Eveeet, işlerin yoğunluğu sebebiyle bir süredir ara verdiğim yazılara yeniden başlıyorum. Söz, bir daha bu kadar ara vermeyeceğim…
Bana son zamanlarda sıklıkla iletilen, arkadaşlarımla alışverişe gittiğimde mağaza çalışanları tarafından yalan yanlış bilgi verilen şu konuyu bir yazayım da kapansın istiyorum. Takdir edersiniz ki, balık veren değil balık tutmayı öğreten adam olma çabam yüzünden konuyu dinazorlardan alıp bugüne bağlayacağım. Kemerlerinizi bağlayın, sıkı tutunun!
Bildiğiniz üzere kumaş denen nesne iplikten dokunuyor, iplik ise saç kılı kalınlığındaki liflerden üretiliyor. Yani kumaşı anlamak için deri kanepeye yatırıp çocukluğuna inmek, liflerini kurcalamak gerekiyor. İplik nasıl yapılır, kumaş nasıl dokunur, dokuma tipleri nelerdir, vb. konular bu yazının kapsamına girmediği için -daha sonra yazmak üzere- şimdilik geçiyorum. Sadece özetlemek amacıyla yan tarafa bir görsel koyuyorum.

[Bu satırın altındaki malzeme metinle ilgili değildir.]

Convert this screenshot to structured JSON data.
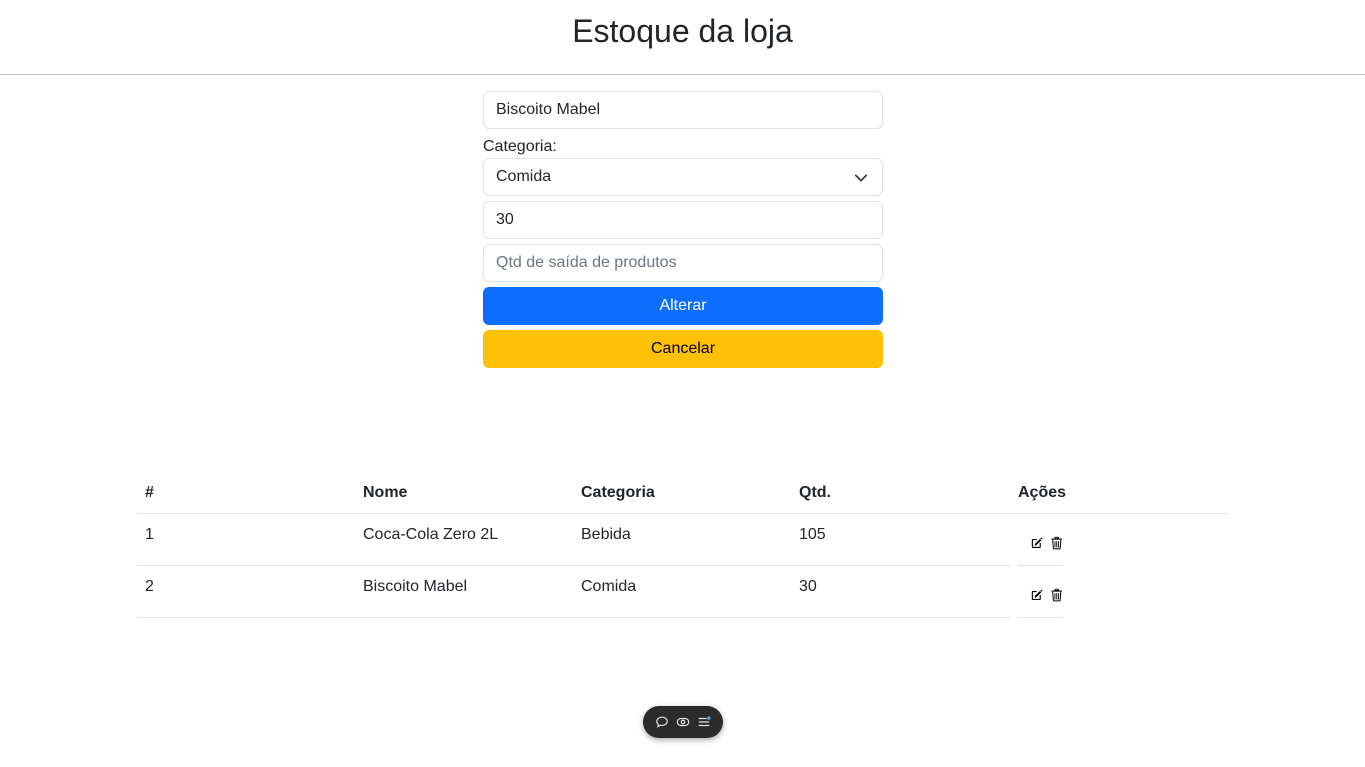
{
  "header": {
    "title": "Estoque da loja"
  },
  "form": {
    "name_value": "Biscoito Mabel",
    "category_label": "Categoria:",
    "category_value": "Comida",
    "quantity_value": "30",
    "exit_placeholder": "Qtd de saída de produtos",
    "submit_label": "Alterar",
    "cancel_label": "Cancelar"
  },
  "table": {
    "headers": [
      "#",
      "Nome",
      "Categoria",
      "Qtd.",
      "Ações"
    ],
    "rows": [
      {
        "id": "1",
        "name": "Coca-Cola Zero 2L",
        "category": "Bebida",
        "qty": "105"
      },
      {
        "id": "2",
        "name": "Biscoito Mabel",
        "category": "Comida",
        "qty": "30"
      }
    ]
  },
  "icons": {
    "edit": "edit-icon",
    "delete": "trash-icon",
    "toolbar": [
      "chat-icon",
      "eye-icon",
      "menu-icon"
    ]
  },
  "colors": {
    "primary": "#0d6efd",
    "warning": "#ffc107",
    "toolbar_bg": "#2b2b2b"
  }
}
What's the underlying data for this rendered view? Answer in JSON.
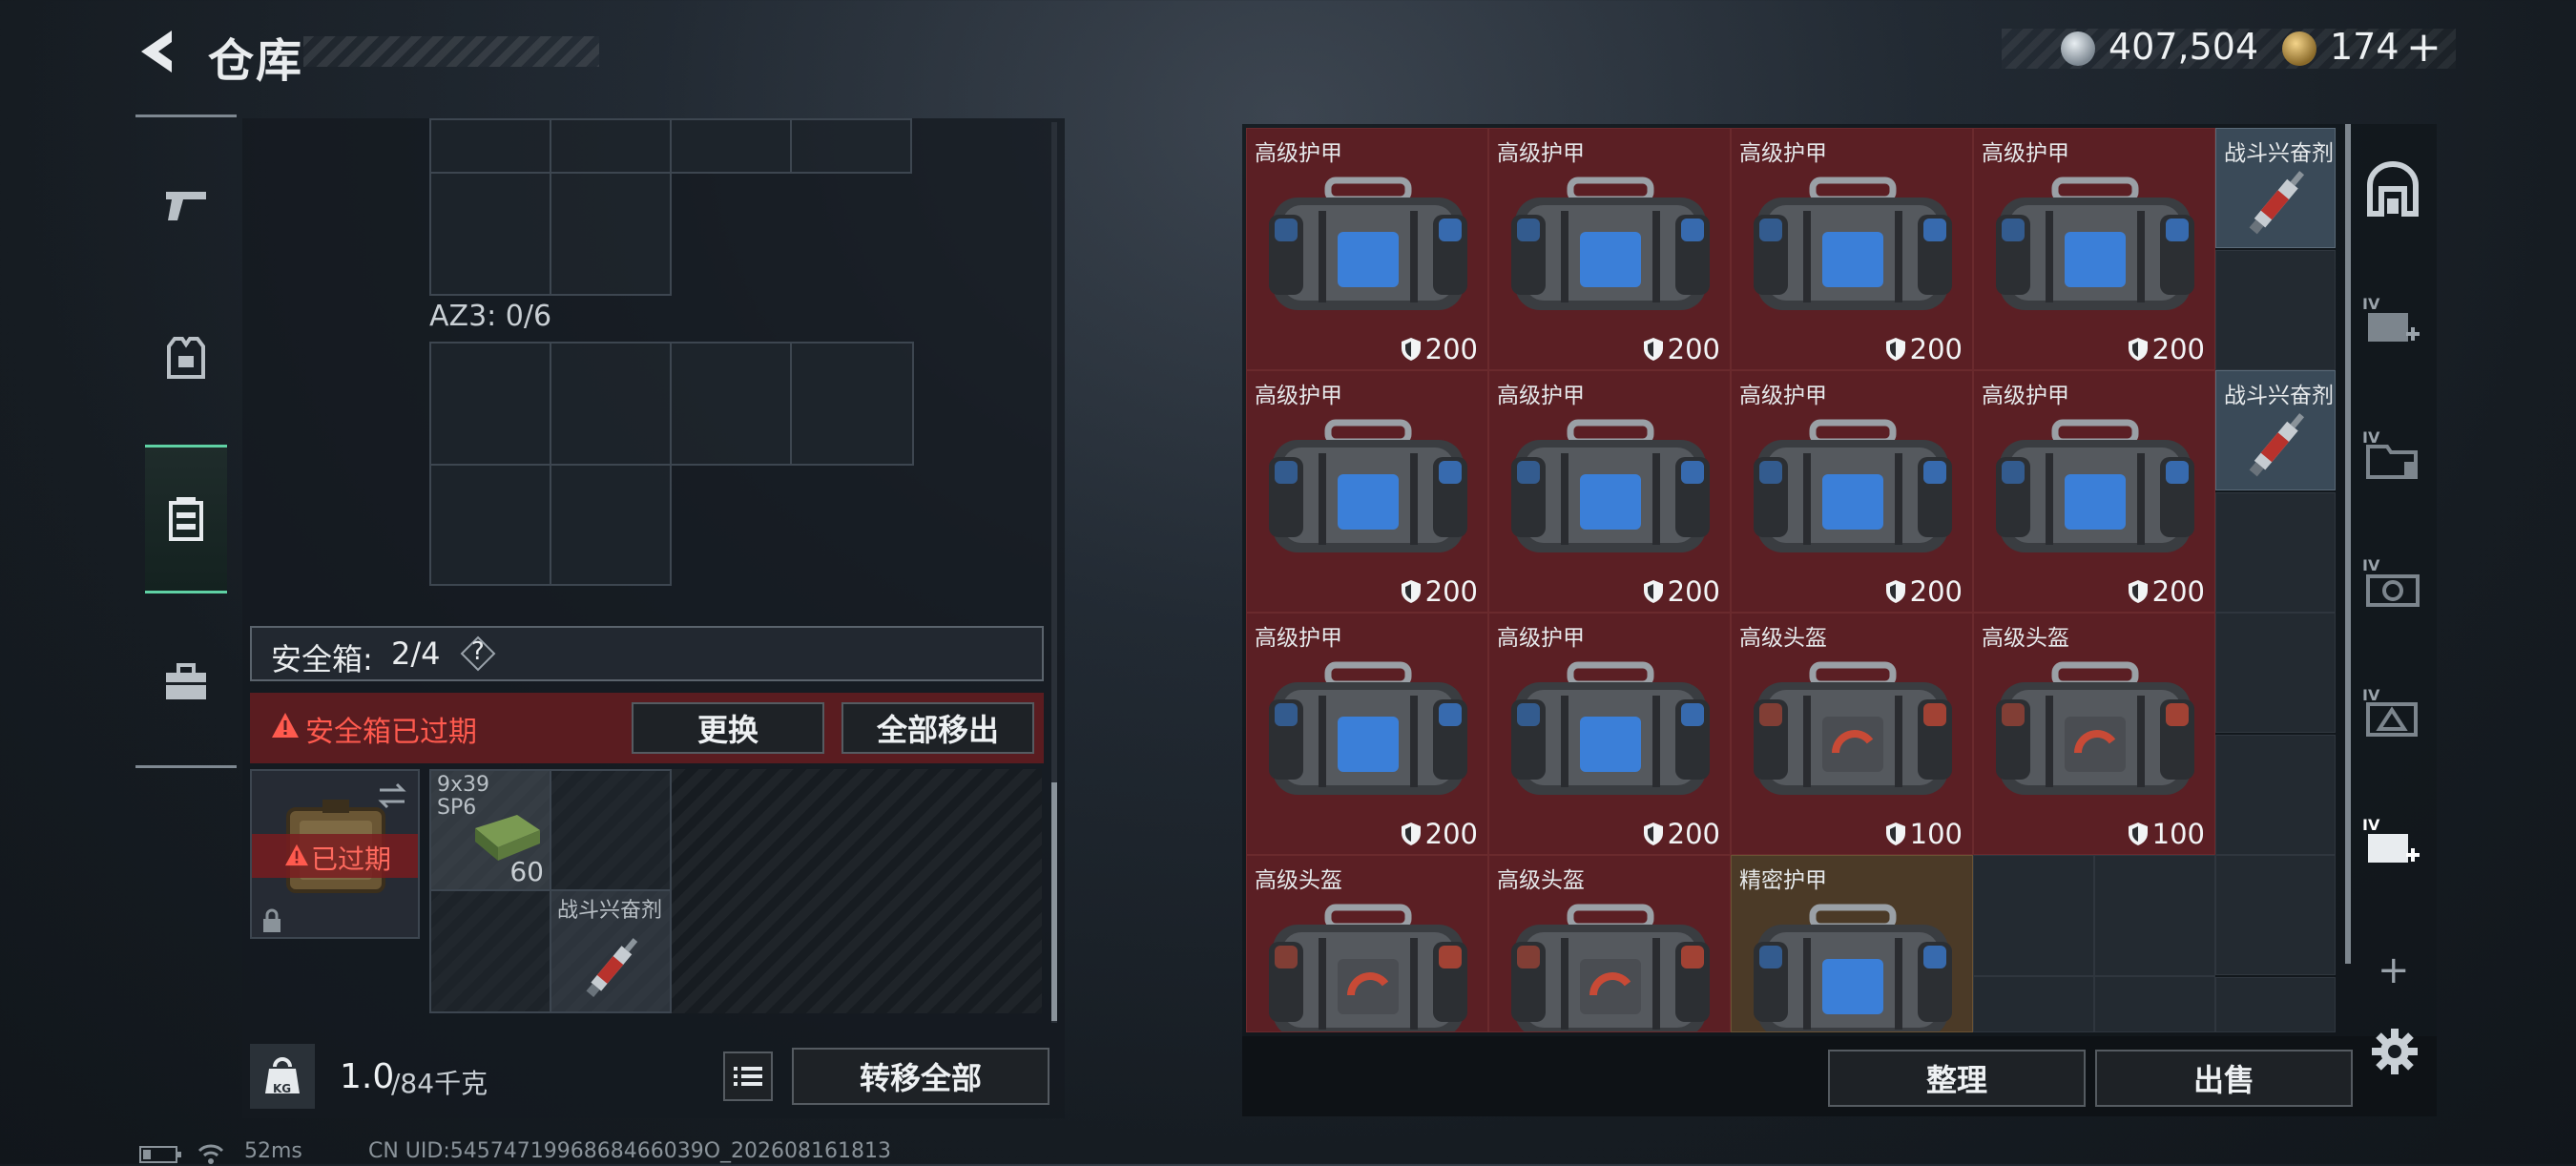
{
  "header": {
    "title": "仓库",
    "currency": {
      "coins": "407,504",
      "tokens": "174",
      "add_label": "+"
    }
  },
  "left_rail": {
    "items": [
      "weapon",
      "equipment",
      "safe-box",
      "case"
    ],
    "active": "safe-box"
  },
  "left_panel": {
    "az_label": "AZ3: 0/6",
    "safe_box": {
      "label": "安全箱:",
      "count": "2/4",
      "help": "?"
    },
    "expired_warning": "安全箱已过期",
    "replace_label": "更换",
    "move_all_out_label": "全部移出",
    "expired_badge": "已过期",
    "ammo": {
      "name": "9x39",
      "sub": "SP6",
      "count": "60"
    },
    "stim_name": "战斗兴奋剂"
  },
  "bottom_left": {
    "weight": "1.0",
    "weight_max": "/84千克",
    "kg_icon_label": "KG",
    "transfer_all_label": "转移全部"
  },
  "inventory": [
    {
      "name": "高级护甲",
      "value": "200",
      "kind": "armor"
    },
    {
      "name": "高级护甲",
      "value": "200",
      "kind": "armor"
    },
    {
      "name": "高级护甲",
      "value": "200",
      "kind": "armor"
    },
    {
      "name": "高级护甲",
      "value": "200",
      "kind": "armor"
    },
    {
      "name": "战斗兴奋剂",
      "value": "",
      "kind": "stim"
    },
    {
      "name": "高级护甲",
      "value": "200",
      "kind": "armor"
    },
    {
      "name": "高级护甲",
      "value": "200",
      "kind": "armor"
    },
    {
      "name": "高级护甲",
      "value": "200",
      "kind": "armor"
    },
    {
      "name": "高级护甲",
      "value": "200",
      "kind": "armor"
    },
    {
      "name": "战斗兴奋剂",
      "value": "",
      "kind": "stim"
    },
    {
      "name": "高级护甲",
      "value": "200",
      "kind": "armor"
    },
    {
      "name": "高级护甲",
      "value": "200",
      "kind": "armor"
    },
    {
      "name": "高级头盔",
      "value": "100",
      "kind": "helmet"
    },
    {
      "name": "高级头盔",
      "value": "100",
      "kind": "helmet"
    },
    {
      "name": "高级头盔",
      "value": "",
      "kind": "helmet"
    },
    {
      "name": "高级头盔",
      "value": "",
      "kind": "helmet"
    },
    {
      "name": "精密护甲",
      "value": "",
      "kind": "gold"
    }
  ],
  "right_bottom": {
    "sort_label": "整理",
    "sell_label": "出售",
    "add_label": "+"
  },
  "side_icons": [
    "home-arch",
    "storage-add-IV",
    "folder-IV",
    "camera-IV",
    "tag-IV",
    "storage-add-IV-active"
  ],
  "status_bar": {
    "ping": "52ms",
    "uid": "CN UID:5457471996868466039O_202608161813"
  }
}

Lifler, liflerimiz… Kumaşla ilgili ne kadar maraza varsa işte bu liflerden, daha doğrusu bu liflerin üretim şekillerinden kaynaklanıyor; yani lifler kumaşı vezir de ediyor, rezil de. Temel olarak ikiye ayırabiliriz lifleri: Doğal ve yapay (sentetik) lifler. Benim için aralarındaki farkı şöyle ifade edeyim; hani plastikten uyduruk çiçekler olur ya, işte o plastik çiçek saksıdaki çiçeğin yerini ne kadar tutuyorsa, sentetik lifler de doğal liflerin yerini işte o kadar tutuyor (Hani hep yazıyorum ya “mış gibi” ürünler diye, işte o şekil). Bakımı kolay diye mis kokulu çiçeğin yerine plastikleri koyacaksanız, ben sizi tutmayayım; çıkış şu tarafta… 🙂
Doğal lifler: Bunlar da kendi aralarında bitkisel ve hayvansal olarak ikiye ayrılıyorlar. En çok kullandığımız hayvansal lif, yündür. Farklı koyun ve keçi yünlerinden; angora, kaşmir, tiftik, vb. farklı isimlerle iplikler üretilir. Yün ipliklerle dokunan kumaşlar yumuşak, nefes alan, nem tutabilen, çok kolay buruşmayan ve buruştuğunda da kendini toparlayan özelliktedir.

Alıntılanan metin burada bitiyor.